La suite, on la connaît : le passage au Napoli, une équipe qui enchante l’Europe, rivalise avec la Juve mais ne gagne pas malgré des joueurs sublimés comme Higuain, Mertens, Jorginho, Koulibaly… C’est le sarrismo, une mentalité plus qu’une simple façon de jouer. Sarri a le look parfait du révolutionnaire menant le petit peuple jusqu’à la victoire finale face à l’élite. Une image surtout cultivée par les tifosi du Napoli qui le surnomment ‘Il Commandante‘, mais parfois entretenue par l’entraîneur comme quand il désigne la place de la Juventus comme le « Palazzo« , les palais du pouvoir autrement dit. Une expérience qui finit de manière brutale, un titre de champion qui lui échappe de justesse après une victoire au Juventus Stadium puis une éviction sèche au profit d’un nom plus attractif : Ancelotti.
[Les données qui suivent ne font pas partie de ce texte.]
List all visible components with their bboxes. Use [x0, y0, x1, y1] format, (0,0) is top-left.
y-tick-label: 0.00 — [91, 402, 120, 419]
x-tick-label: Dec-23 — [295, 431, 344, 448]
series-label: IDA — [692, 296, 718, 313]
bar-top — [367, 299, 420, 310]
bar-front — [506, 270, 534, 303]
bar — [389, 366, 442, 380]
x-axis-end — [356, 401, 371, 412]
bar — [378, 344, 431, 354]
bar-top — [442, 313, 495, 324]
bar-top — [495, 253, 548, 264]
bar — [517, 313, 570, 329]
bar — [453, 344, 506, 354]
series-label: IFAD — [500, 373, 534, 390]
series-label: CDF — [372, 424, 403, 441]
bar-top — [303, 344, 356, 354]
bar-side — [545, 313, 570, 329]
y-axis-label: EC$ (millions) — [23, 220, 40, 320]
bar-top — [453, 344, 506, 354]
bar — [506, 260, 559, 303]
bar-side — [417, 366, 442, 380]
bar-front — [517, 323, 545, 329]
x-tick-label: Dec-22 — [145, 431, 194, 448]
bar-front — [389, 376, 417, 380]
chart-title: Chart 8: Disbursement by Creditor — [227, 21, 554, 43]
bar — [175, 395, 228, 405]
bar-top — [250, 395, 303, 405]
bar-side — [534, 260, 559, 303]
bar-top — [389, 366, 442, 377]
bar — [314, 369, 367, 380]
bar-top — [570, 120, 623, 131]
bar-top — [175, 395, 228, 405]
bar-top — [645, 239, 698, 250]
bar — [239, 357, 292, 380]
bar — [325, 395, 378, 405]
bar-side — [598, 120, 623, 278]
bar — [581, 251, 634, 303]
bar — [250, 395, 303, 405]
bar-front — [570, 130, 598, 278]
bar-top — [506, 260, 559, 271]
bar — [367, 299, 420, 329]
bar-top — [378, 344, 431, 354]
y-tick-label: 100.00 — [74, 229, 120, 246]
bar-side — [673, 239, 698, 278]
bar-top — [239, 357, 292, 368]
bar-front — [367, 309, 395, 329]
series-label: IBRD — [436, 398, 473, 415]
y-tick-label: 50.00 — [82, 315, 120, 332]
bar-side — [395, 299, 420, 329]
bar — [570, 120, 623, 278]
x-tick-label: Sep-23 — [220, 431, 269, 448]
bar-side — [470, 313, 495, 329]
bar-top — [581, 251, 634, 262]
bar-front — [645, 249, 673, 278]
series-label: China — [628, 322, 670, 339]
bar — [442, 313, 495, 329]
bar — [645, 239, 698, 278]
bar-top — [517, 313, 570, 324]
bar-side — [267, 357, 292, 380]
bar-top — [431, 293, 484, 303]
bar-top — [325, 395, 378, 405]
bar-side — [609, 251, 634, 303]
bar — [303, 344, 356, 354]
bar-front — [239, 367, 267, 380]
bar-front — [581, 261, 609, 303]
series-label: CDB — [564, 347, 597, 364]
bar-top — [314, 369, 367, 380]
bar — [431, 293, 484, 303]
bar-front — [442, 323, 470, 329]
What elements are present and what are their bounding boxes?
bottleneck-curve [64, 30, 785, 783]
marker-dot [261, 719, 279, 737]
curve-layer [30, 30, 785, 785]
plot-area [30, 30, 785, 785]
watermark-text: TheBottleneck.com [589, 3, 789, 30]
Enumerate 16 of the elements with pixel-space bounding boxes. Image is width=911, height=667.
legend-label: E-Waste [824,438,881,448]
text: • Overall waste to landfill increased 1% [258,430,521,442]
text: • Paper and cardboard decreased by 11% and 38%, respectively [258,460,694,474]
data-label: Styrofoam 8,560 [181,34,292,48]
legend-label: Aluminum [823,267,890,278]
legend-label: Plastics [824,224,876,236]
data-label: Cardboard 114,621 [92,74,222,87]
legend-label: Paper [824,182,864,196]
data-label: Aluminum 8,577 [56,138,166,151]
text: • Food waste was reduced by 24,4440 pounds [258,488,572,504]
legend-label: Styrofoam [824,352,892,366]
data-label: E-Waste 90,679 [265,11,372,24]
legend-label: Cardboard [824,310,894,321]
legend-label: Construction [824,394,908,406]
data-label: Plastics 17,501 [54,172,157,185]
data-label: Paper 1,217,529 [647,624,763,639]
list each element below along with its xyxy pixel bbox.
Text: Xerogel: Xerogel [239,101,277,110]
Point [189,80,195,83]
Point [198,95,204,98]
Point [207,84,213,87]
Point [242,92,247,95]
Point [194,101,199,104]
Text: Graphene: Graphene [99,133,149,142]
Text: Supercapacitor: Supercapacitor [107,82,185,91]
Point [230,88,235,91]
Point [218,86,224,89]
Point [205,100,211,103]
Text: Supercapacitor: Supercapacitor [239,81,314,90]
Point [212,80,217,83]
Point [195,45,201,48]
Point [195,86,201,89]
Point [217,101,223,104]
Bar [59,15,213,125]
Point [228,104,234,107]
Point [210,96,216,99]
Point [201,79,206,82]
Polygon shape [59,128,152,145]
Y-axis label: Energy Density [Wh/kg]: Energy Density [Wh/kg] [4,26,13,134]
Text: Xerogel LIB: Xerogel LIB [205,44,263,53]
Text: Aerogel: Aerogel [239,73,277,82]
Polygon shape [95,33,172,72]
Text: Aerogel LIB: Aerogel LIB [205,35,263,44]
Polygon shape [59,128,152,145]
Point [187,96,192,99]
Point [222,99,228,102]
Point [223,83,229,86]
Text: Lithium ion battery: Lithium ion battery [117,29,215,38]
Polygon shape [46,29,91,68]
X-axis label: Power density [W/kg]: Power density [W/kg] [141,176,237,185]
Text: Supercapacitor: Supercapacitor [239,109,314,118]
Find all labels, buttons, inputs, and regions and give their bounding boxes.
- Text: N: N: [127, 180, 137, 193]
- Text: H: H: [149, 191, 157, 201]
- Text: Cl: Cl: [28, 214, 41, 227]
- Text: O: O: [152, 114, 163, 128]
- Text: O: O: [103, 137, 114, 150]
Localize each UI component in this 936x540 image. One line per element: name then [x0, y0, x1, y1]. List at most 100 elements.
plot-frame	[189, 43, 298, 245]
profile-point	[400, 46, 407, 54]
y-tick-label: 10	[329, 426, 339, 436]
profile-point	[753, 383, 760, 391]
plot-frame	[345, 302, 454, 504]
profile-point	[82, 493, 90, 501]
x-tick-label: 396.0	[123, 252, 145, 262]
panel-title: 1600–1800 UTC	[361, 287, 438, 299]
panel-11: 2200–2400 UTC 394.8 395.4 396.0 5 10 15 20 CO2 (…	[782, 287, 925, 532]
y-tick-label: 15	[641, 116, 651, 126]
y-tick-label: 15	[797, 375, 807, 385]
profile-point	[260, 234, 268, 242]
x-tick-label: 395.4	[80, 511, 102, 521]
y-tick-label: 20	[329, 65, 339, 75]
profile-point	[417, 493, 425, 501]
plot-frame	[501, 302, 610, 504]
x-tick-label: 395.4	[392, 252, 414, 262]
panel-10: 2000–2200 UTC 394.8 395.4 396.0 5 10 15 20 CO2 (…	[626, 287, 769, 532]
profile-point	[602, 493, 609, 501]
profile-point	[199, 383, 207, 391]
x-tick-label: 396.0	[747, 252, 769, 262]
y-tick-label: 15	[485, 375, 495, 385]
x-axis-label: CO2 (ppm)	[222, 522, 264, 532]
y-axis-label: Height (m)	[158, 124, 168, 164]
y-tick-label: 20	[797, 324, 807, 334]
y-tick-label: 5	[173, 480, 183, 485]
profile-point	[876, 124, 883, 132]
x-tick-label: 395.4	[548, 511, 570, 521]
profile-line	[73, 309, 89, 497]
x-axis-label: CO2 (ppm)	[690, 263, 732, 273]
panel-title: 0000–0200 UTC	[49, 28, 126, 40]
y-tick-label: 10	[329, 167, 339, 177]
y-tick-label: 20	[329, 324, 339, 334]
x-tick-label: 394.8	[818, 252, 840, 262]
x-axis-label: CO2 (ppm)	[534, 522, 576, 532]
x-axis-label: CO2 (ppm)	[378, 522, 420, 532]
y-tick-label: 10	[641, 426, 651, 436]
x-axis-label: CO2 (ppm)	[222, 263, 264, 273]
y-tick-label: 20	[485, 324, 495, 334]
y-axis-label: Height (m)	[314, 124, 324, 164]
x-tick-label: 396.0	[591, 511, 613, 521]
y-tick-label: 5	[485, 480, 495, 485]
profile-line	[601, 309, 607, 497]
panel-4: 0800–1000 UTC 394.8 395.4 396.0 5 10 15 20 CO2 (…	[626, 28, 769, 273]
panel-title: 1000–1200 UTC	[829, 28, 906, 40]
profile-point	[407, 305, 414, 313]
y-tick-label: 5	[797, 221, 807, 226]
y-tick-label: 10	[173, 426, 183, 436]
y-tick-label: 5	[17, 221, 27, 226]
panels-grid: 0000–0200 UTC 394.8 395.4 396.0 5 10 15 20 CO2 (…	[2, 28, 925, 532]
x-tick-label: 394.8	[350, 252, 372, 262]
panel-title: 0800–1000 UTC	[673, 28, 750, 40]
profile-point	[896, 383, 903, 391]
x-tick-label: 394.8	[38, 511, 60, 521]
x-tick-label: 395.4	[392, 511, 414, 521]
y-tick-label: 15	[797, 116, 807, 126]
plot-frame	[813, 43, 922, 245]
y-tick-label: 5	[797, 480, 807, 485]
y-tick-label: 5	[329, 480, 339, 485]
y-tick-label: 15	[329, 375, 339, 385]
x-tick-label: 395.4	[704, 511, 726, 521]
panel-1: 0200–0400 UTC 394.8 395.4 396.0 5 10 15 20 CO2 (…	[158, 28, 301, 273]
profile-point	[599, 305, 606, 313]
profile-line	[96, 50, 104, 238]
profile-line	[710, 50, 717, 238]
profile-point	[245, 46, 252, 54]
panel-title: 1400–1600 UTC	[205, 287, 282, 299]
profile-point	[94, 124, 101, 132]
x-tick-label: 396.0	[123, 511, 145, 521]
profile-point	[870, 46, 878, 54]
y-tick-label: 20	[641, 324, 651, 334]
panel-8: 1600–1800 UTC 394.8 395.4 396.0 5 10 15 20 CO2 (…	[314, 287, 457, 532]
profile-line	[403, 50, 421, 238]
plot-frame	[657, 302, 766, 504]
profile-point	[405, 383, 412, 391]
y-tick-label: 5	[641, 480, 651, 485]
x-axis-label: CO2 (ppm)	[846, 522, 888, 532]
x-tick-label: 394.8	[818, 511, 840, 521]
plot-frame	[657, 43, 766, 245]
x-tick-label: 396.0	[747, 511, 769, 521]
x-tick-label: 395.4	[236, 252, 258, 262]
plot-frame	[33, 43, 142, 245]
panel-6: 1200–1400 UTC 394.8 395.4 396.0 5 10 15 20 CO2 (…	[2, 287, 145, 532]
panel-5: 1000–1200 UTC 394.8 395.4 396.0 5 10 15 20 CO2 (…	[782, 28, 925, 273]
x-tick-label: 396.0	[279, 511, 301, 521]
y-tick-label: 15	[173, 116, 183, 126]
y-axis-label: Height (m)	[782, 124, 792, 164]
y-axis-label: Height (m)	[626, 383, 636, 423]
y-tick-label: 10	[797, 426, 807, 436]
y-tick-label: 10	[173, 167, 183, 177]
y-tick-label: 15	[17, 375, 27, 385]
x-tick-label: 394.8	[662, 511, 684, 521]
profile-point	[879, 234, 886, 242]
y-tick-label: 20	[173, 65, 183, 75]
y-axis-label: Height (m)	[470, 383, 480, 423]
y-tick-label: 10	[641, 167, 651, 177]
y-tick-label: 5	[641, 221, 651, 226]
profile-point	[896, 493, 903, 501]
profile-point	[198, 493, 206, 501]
Fort d’une petite réputation européenne, il rebondit à Chelsea. Sur le papier, les résultats sont très bons : enfin un titre majeur remporté avec l’Europa League (sûrement déterminant pour son arrivée à la Juventus) et le club ramené en Ligue des Champions avec une remarquable troisième place. Mais des résultats qui masquent des prestations parfois mitigées et une incapacité à convaincre ses leaders techniques comme Hazard ou Kanté. Le coach paraît même parfois dépassé, comme quand Manchester City humilie Chelsea 6-0. Le public n’est pas franchement séduit, la direction non plus. Maurizio Sarri a le mal du pays et la Juventus est l’opportunité idéale pour revenir auprès de sa famille.

Le choix du jeu sans le style

En passant de Massimiliano Allegri à Maurizio Sarri, la Juventus a clairement fait le choix du jeu. La Signora a maintenant l’ambition de devenir belle, tout en continuant à gagner. Fidèle à leur promesse de plus de divertissement, Fabio Paratici et Pavel Nedved ont salué un pragmatique pour accueillir un esthète faisant de la performance collective une de ses priorités. Mais d’un autre côté, ils font aussi un pas en retrait en termes de style. Clope au bec et sans costumes, Maurizio Sarri ne fait pas preuve d’autant d’esthétisme en dehors du terrain que sur le terrain. Son doigt d’honneur à l’arrivée de l’Allianz Stadium en 2018, ses plaintes incessantes sur le chiffre d’affaire de la Juventus, ses sous-entendus sur sa domination par le pouvoir sont autant d’éléments du passé qui vont revenir sur la table lors de sa présentation. Tout comme ses écarts de conduite que ce soit au Napoli lorsqu’il traite Roberto Mancini de ‘pédé’ en Coppa Italia ou à Chelsea quand il quitte le terrain en pleine finale de coupe nationale devant le refus de son gardien de sortir et quand il pète les plombs à l’entraînement à la veille de l’Europa League. Avec Allegri, la communication était lisse et le style était en adéquation avec l’image voulu par le club.

Ensuite, Maurizio Sarri devra également démontrer que ses méthodes peuvent marcher dans un des cinq plus grands clubs du monde et mener à la victoire finale. L’expérience à Chelsea laisse encore des doutes sur sa capacité à gérer l’ego des gros joueurs. Parfois trop inflexible dans ses principes, il faudra également voir s’il sera capable de se réinventer, quitte à abandonner son incontournable 4-3-3, pour enfin rentrer dans le cercle des très grands entraîneurs italiens. Fort heureusement, sa victoire en Europa League à Chelsea a légèrement éloigné de lui son image de loser magnifique. Mais certaines déclarations ici ne seront plus permises, comme lorsqu’en mai 2019, il estimait ne pas trop aimer « le concept de victoire à tout prix. C’est un extrémisation qui nuit à la mentalité des tifosi et de certains dirigeants. C’est du sport, ça n’a aucun sens. On ne peut pas être mécontent d’une seconde place ». L’antithèse même de l’esprit de la Juventus, où gagner n’est pas important : c’est la seule chose qui compte.

A Chelsea, Maurizio Sarri ne se sentait pas aimer. Il arrive maintenant à la Juventus dans une ambiance plutôt sceptique mais avec la confiance totale de la direction. Un peu comme Massimiliano Allegri en fait. Nous lui souhaitons bonne chance.